A lawyer for the Cambodian People’s Party filed the lawsuit on Tuesday against Son Chhay for saying that the nationwide commune elections were unfree as well as unfair, according to documents filed with the Phnom Penh municipal court.
Son Chhay charged that the National Election Committee was biased in favor of the governing party and that there had been vote-buying and intimidation of voters. His allegations have been denied by the government.
“Son Chhay’s comments spread false information with malicious intent and were slanderous, which was seriously damaging to the reputation of the Cambodian People’s Party, which won the election,” said the complaint filed by the lawyer, Ky Tech.
For several years, long-serving Prime Minister Hun Sen’s government has aggressively pursued legal action against its opponents, hindering their ability to operate freely, and sometimes hounding them into exile or jailing them.
In 2017, the main opposition Cambodia National Rescue Party was dissolved by the Supreme Court on a charge of treason that was widely seen as politically motivated to ensure a victory for the Cambodian People’s Party in the 2018 general election.

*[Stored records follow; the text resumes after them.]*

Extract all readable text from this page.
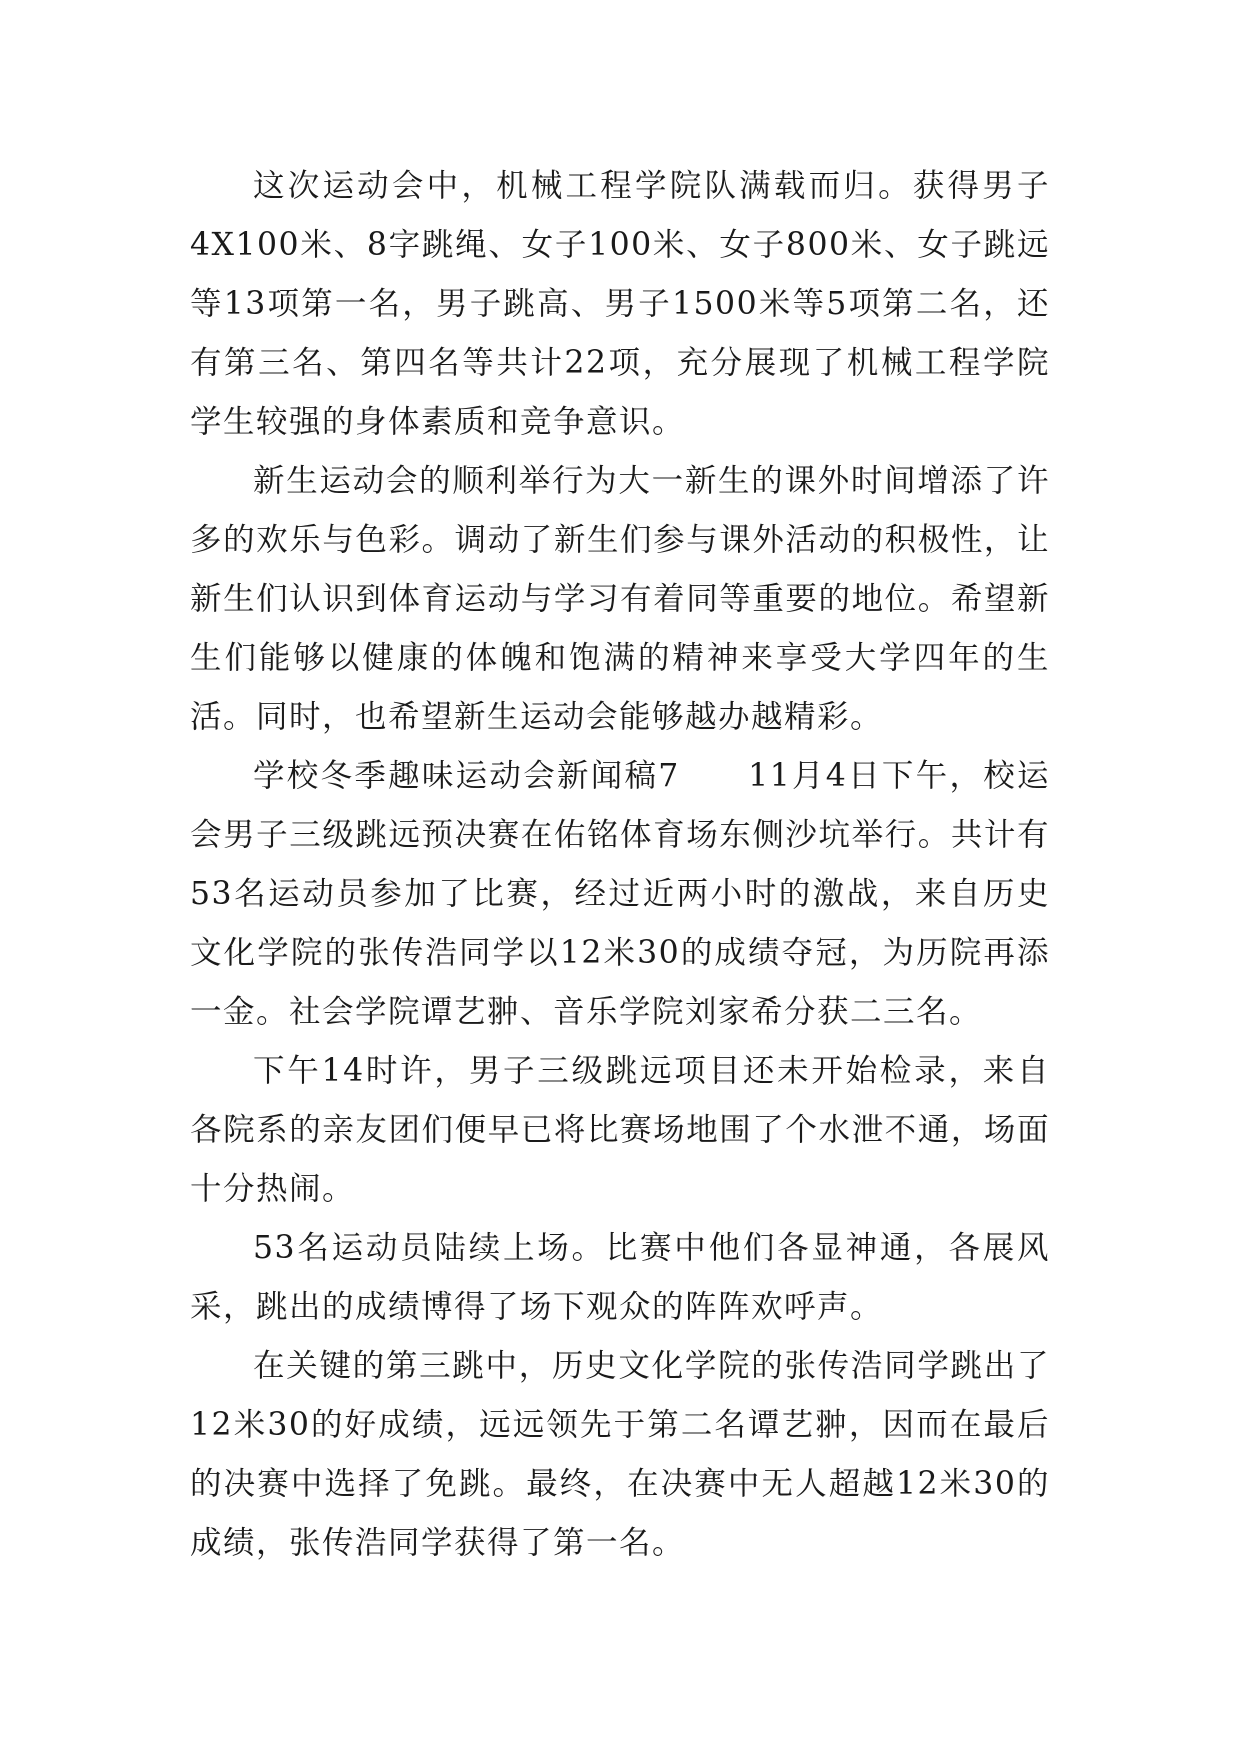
这次运动会中，机械工程学院队满载而归。获得男子4X100米、8字跳绳、女子100米、女子800米、女子跳远等13项第一名，男子跳高、男子1500米等5项第二名，还有第三名、第四名等共计22项，充分展现了机械工程学院学生较强的身体素质和竞争意识。

新生运动会的顺利举行为大一新生的课外时间增添了许多的欢乐与色彩。调动了新生们参与课外活动的积极性，让新生们认识到体育运动与学习有着同等重要的地位。希望新生们能够以健康的体魄和饱满的精神来享受大学四年的生活。同时，也希望新生运动会能够越办越精彩。

学校冬季趣味运动会新闻稿7　　11月4日下午，校运会男子三级跳远预决赛在佑铭体育场东侧沙坑举行。共计有53名运动员参加了比赛，经过近两小时的激战，来自历史文化学院的张传浩同学以12米30的成绩夺冠，为历院再添一金。社会学院谭艺翀、音乐学院刘家希分获二三名。

下午14时许，男子三级跳远项目还未开始检录，来自各院系的亲友团们便早已将比赛场地围了个水泄不通，场面十分热闹。

53名运动员陆续上场。比赛中他们各显神通，各展风采，跳出的成绩博得了场下观众的阵阵欢呼声。

在关键的第三跳中，历史文化学院的张传浩同学跳出了12米30的好成绩，远远领先于第二名谭艺翀，因而在最后的决赛中选择了免跳。最终，在决赛中无人超越12米30的成绩，张传浩同学获得了第一名。
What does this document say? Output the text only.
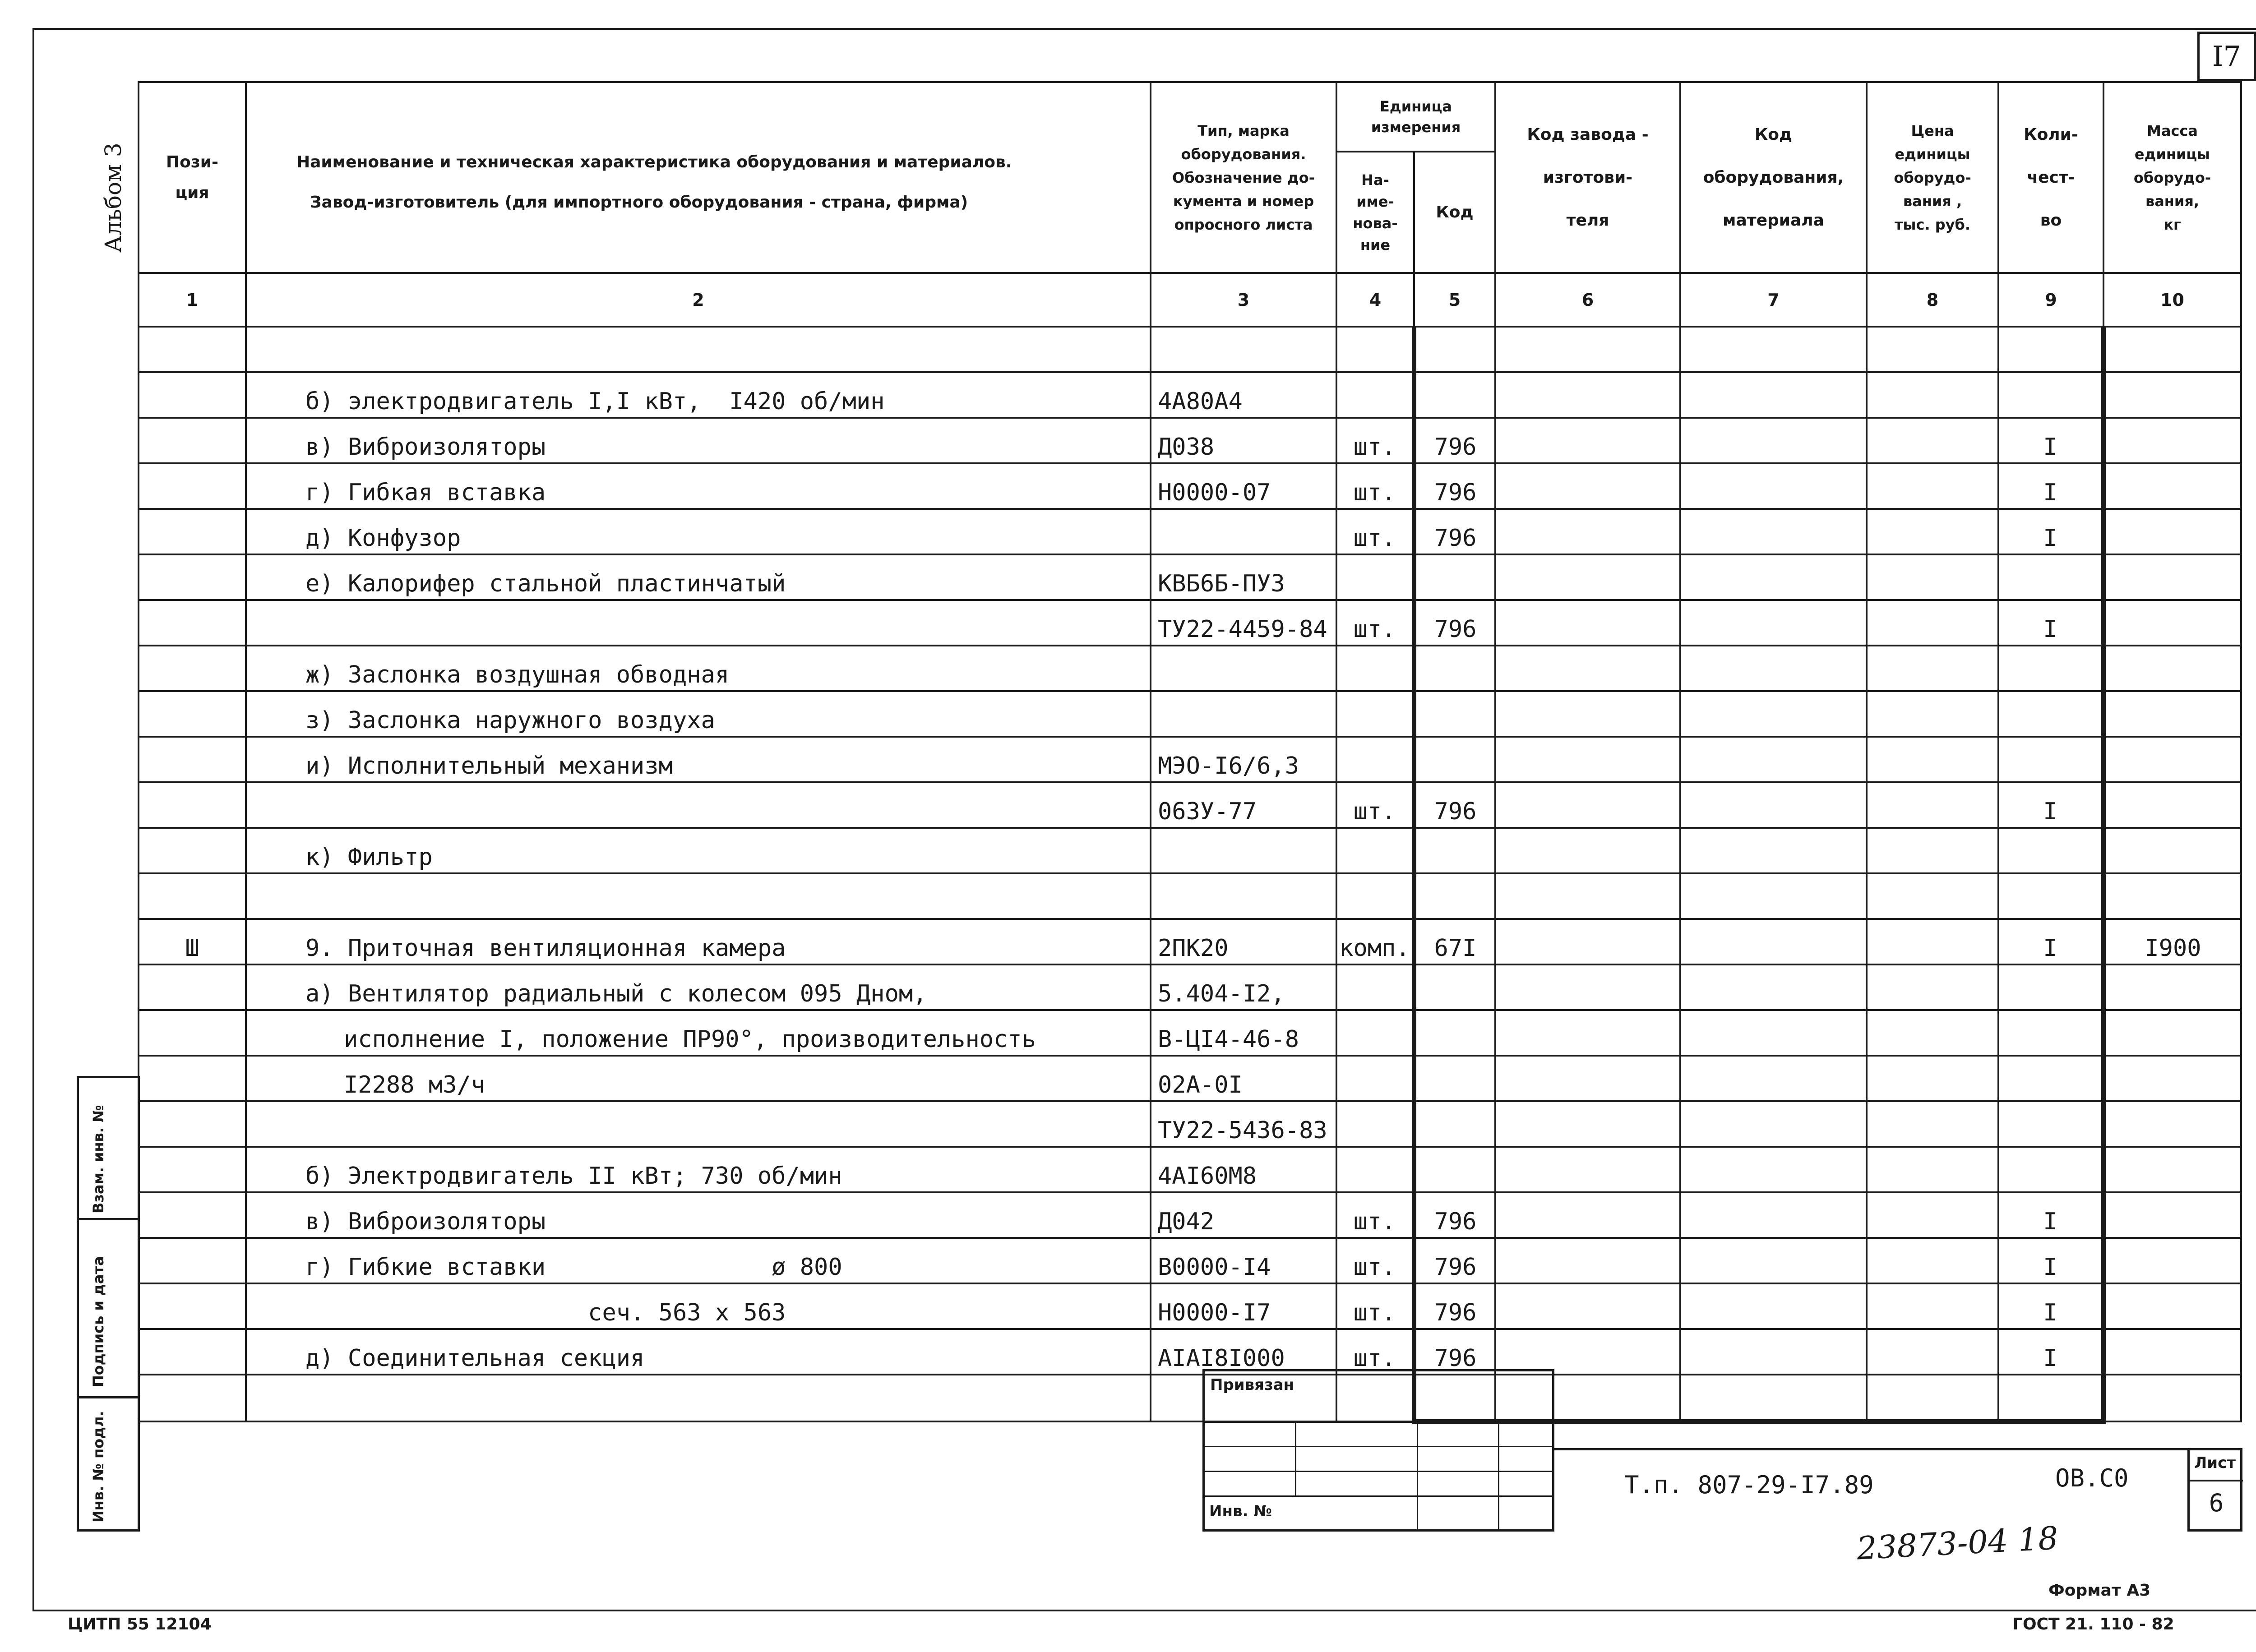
I7
Альбом 3
Взам. инв. №
Подпись и дата
Инв. № подл.
Пози-
ция	Наименование и техническая характеристика оборудования и материалов.
Завод-изготовитель (для импортного оборудования - страна, фирма)	Тип, марка
оборудования.
Обозначение до-
кумента и номер
опросного листа	Единица
измерения		Код завода -
изготови-
теля	Код
оборудования,
материала	Цена
единицы
оборудо-
вания ,
тыс. руб.	Коли-
чест-
во	Масса
единицы
оборудо-
вания,
кг

			На-
име-
нова-
ние	Код					
1	2	3	4	5	6	7	8	9	10

	б) электродвигатель I,I кВт,  I420 об/мин	4А80А4							
	в) Виброизоляторы	Д038	шт.	796				I	
	г) Гибкая вставка	Н0000-07	шт.	796				I	
	д) Конфузор		шт.	796				I	
	е) Калорифер стальной пластинчатый	КВБ6Б-ПУЗ							
		ТУ22-4459-84	шт.	796				I	
	ж) Заслонка воздушная обводная								
	з) Заслонка наружного воздуха								
	и) Исполнительный механизм	МЭО-I6/6,3							
		063У-77	шт.	796				I	
	к) Фильтр								

Ш	9. Приточная вентиляционная камера	2ПК20	комп.	67I				I	I900
	а) Вентилятор радиальный с колесом 095 Дном,	5.404-I2,							
	исполнение I, положение ПР90°, производительность	В-ЦI4-46-8							
	I2288 м3/ч	02А-0I							
		ТУ22-5436-83							
	б) Электродвигатель II кВт; 730 об/мин	4АI60М8							
	в) Виброизоляторы	Д042	шт.	796				I	
	г) Гибкие вставки                ø 800	В0000-I4	шт.	796				I	
	сеч. 563 х 563	Н0000-I7	шт.	796				I	
	д) Соединительная секция	АIАI8I000	шт.	796				I	

Привязан
Инв. №
Т.п. 807-29-I7.89	ОВ.С0
Лист
6
23873-04 18
Формат А3
ЦИТП 55 12104	ГОСТ 21. 110 - 82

Before its dissolution, the opposition party had been expected to mount a strong challenge, but with it off the ballot, Hun Sen’s party won all the seats in the National Assembly.
Sok Eysan, a spokesperson for the governing party, said in social media posts that Son Chhay’s allegations contradicted the will of the voters and insulted state institutions.
Son Chhay said in an email to The Associated Press on Wednesday that the governing party was seeking to weaken his Candlelight Party so they would not need to dissolve it. Son Chhay holds dual Cambodian and Australian citizenship, and another party official, Thach Setha, said he left Cambodia for Australia on Saturday, before the lawsuit.
Thach Setha said it would be better to solve the dispute by having the politicians involved talk face-to-face rather than filing a lawsuit. He added that if there was a legitimate complaint, it should be handled by the National Election Committee instead of the courts.
Asked about Son Chhay’s prospects if the case goes forward, he replied: “As everybody knows, whenever there is a lawsuit filed by the government or ruling party against opposition politicians, we have never won any case. Even if you have a very, very good lawyer from heaven, you still lose in court.”